I will say for myself: America, I did the best I could with what I was given.
The man – let’s call him Daniel – looked familiar when I saw him from across the room, as if each part of him had been borrowed from some other boy or man I had wanted. Leaning against that wall, disappointingly sipping a beer, he was the kind of quiet I've noticed in certain men and long hungered for: the silence of men who have it all and thus find it all boring, who don't exert the energy necessary to flirt, persuade, or convince because they know America will come crawling to them on hands and knees. I realize now that what I wanted was not just the bodies of such men, but their power and what they could use that power to do to the rest of us. The brutal exertion of will, destiny made manifest by the unspoken threat their muscled bodies and white skin posed. I hungered for the power of that all-American man, the Marlboro Man and the Marlboro Man's first-born son, the high-school quarterback, the company's future CEO, Ernest Hemingway, John Wayne, Odysseus, Hercules, Achilles, the shield itself, the stone-cut archetype, the goddamned Everyman, the golden boy, the one.

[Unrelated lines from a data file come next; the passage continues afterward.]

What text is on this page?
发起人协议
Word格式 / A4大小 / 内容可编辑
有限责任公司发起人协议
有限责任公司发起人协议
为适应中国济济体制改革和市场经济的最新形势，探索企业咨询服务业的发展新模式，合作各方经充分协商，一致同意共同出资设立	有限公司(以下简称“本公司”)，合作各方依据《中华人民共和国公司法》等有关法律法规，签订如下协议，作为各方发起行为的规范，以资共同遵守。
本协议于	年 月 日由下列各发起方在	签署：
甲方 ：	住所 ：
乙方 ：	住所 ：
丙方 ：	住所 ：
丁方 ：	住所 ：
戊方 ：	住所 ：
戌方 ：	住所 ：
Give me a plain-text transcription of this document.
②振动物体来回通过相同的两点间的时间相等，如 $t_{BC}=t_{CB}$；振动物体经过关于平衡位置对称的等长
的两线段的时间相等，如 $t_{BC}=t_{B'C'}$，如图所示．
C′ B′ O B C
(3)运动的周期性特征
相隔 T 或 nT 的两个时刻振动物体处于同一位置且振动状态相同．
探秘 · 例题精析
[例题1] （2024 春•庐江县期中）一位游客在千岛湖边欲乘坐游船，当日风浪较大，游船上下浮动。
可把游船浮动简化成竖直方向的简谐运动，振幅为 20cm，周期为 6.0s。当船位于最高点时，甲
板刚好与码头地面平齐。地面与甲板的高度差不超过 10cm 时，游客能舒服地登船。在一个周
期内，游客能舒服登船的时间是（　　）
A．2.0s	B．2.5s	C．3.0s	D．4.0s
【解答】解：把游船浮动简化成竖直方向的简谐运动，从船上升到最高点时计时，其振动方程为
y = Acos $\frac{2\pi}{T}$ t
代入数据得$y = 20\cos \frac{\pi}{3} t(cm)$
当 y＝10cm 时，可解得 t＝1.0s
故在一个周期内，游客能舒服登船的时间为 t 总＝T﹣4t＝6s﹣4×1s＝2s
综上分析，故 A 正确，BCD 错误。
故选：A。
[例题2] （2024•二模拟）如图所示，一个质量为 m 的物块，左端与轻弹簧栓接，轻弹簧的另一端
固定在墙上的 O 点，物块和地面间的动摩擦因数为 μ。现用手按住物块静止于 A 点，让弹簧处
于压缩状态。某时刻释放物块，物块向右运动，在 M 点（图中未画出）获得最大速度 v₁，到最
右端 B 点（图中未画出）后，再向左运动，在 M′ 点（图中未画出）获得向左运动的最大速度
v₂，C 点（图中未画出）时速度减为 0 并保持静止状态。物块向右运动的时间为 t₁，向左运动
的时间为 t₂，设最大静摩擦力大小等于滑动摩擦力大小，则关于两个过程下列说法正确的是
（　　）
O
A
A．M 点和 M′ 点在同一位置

If I couldn’t actually be the one myself, I thought I could survive by devouring him whole. The more 'straight,' the more 'masculine,' the more I wanted to see him with his legs spread or up, back arched in an orgasm that didn’t just bring him pleasure but a warning: In spite of the man you say you are, in the Future I live in, men like me are coming to conquer you and we will take no prisoners. This is what I thought it meant to be a man fighting for his life. If America was going to hate me for being black and gay, then I might as well make a weapon out of myself.